Foi um antigo aluno, hoje com 18 anos, que quebrou o silêncio e denunciou os abusos sexuais de que foi vítima por parte do professor de música, de 35 anos, quando frequentou o Conservatório de Música, no distrito de Viseu. O rapaz ganhou coragem e contou ao pai as práticas sexuais a que foi sujeito quando tinha aulas no Conservatório, entre os anos de 2021 e 2023. A investigação da Polícia Judiciária do Centro está numa fase inicial, mas sabe que há mais vítimas. Aliás, esse foi outro dos motivos para o ex-aluno denunciar o professor, o facto de desconfiar que outros colegas estariam também a ser abusados pelo docente.
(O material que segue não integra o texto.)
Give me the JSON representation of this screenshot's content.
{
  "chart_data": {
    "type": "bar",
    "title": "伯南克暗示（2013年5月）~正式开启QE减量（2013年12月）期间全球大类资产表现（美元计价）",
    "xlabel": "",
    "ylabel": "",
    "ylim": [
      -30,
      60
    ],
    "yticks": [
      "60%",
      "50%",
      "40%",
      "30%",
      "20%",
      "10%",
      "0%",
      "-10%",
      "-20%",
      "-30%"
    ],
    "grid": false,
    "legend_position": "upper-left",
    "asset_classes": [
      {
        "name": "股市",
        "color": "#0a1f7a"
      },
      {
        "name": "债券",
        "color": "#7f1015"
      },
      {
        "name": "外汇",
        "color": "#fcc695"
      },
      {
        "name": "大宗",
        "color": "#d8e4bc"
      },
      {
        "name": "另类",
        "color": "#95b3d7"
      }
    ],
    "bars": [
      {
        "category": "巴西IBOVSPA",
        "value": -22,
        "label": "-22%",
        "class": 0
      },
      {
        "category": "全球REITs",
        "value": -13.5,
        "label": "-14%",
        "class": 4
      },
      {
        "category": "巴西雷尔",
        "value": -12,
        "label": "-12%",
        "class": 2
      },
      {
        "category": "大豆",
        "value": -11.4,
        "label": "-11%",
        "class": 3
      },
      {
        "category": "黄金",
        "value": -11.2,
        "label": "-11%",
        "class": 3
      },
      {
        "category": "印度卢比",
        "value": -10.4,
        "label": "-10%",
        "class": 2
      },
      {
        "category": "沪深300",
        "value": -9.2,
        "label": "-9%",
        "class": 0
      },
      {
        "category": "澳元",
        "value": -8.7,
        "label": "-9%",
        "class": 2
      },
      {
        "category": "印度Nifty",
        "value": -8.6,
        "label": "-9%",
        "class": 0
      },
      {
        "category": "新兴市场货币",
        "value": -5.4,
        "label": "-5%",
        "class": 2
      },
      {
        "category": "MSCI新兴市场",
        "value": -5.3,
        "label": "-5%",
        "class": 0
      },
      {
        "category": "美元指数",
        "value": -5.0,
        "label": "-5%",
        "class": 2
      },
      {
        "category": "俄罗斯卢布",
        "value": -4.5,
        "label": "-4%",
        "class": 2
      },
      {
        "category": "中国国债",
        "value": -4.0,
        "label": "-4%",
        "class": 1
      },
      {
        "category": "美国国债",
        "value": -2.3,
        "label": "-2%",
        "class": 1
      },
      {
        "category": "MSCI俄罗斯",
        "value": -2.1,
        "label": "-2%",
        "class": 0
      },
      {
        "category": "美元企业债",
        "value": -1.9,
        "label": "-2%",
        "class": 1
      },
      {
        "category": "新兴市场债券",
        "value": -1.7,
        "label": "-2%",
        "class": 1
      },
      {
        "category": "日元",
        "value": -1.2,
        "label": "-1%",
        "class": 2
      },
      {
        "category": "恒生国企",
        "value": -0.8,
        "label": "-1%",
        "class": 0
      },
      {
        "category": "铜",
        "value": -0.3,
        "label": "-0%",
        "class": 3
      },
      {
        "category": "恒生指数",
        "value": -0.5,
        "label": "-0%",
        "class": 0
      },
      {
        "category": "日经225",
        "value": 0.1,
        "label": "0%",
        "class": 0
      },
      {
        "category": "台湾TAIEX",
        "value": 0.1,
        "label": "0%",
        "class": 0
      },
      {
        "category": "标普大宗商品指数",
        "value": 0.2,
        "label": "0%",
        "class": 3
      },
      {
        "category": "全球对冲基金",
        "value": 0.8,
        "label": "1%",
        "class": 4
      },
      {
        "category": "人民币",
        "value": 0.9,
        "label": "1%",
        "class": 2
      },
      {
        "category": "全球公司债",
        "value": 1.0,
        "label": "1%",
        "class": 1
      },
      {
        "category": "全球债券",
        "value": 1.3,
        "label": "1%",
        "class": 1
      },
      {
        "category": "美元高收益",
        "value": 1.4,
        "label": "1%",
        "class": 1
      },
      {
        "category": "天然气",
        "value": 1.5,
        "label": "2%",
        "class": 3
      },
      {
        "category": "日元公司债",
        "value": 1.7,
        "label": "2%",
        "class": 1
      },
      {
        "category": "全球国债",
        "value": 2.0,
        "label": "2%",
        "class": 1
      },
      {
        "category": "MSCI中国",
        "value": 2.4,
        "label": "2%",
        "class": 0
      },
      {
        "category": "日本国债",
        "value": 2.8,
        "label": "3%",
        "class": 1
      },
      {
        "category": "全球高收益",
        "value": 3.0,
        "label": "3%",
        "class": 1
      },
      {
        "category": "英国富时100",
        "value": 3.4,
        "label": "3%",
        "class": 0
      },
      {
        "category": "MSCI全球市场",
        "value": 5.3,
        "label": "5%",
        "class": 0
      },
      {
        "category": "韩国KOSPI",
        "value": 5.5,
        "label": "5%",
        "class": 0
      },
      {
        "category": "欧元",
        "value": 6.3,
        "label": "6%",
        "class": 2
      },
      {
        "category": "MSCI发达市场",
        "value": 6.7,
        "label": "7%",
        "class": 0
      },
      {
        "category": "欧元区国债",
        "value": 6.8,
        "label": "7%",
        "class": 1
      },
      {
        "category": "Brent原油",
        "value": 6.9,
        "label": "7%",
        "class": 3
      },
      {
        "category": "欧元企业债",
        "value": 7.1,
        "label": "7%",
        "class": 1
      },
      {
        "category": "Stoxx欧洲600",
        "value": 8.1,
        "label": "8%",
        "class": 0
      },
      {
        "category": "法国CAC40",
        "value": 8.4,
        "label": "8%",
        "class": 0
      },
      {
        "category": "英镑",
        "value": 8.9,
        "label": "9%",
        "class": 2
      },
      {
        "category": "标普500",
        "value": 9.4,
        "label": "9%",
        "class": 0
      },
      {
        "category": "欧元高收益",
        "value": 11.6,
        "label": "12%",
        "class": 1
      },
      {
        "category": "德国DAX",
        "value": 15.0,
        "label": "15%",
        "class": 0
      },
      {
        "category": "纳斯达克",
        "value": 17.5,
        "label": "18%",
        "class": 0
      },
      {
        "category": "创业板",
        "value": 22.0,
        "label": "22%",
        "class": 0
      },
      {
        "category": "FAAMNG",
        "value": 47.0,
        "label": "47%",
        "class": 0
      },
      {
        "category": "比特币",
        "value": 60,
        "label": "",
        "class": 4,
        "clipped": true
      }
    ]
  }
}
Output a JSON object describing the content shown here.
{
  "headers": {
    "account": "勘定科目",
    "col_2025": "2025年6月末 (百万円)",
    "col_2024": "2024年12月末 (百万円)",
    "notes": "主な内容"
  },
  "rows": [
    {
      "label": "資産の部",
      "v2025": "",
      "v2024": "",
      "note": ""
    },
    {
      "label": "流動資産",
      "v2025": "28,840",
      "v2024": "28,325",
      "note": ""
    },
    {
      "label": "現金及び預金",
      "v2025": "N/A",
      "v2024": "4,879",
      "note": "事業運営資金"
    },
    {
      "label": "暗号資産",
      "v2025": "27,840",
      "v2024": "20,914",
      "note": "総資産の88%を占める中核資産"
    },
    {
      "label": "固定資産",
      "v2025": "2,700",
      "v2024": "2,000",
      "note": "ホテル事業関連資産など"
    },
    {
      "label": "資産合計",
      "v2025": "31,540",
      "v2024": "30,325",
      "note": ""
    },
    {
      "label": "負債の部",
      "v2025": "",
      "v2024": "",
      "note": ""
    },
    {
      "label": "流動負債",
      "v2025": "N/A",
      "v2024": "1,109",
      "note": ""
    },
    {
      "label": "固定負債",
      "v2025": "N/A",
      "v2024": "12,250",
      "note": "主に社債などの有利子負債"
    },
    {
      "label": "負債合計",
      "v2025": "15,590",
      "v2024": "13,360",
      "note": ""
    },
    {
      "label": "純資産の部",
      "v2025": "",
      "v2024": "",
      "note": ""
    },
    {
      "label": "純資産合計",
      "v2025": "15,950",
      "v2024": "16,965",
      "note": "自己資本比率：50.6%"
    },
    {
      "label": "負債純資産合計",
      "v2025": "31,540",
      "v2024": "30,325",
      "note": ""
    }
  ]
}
Este aluno começou a ser abusado quando tinha 16 anos, durante as aulas individuais. O professor escolhia os momentos em que ficava a sós com o rapaz para "seduzir e iniciar as práticas de atos sexuais", explicou fonte da PJ do Centro. O predador foi detido, fora de flagrante delito, pela prática reiterada do crime de abuso sexual de menores dependentes, isto significa que aproveitava o seu ascendente, na relação professor-aluno, para atacar.
A Judiciária não tem dúvidas que mais alunos foram abusados, todos rapazes. "Nesta fase estamos a investigar mais três casos, mas o número poderá ser maior. Estamos a falar de rapazes entre os 15 e os 18 anos. Isto significa que, no caso dos mais velhos, a relação até podia ser consensual, mas tudo aconteceu em contexto de aula em que beneficiou da sua posição de professor para abusar", complementou a mesma fonte.
O predador foi esta quinta-feira presente a um juiz de instrução no Tribunal de Viseu. Prestou declarações e contou a sua versão dos factos. Saiu em liberdade, mas com várias inibições. Está proibido de exercer a profissão de professor, em qualquer área, que tenha contactos com menores de idade. Está também proibido de contactar, por si ou interposta pessoa, seja pessoalmente ou por meio de comunicação à distância, as supostas vítimas, bem como qualquer aluno que tenha frequentado o estabelecimento de ensino entre os anos de 2020 e 2025.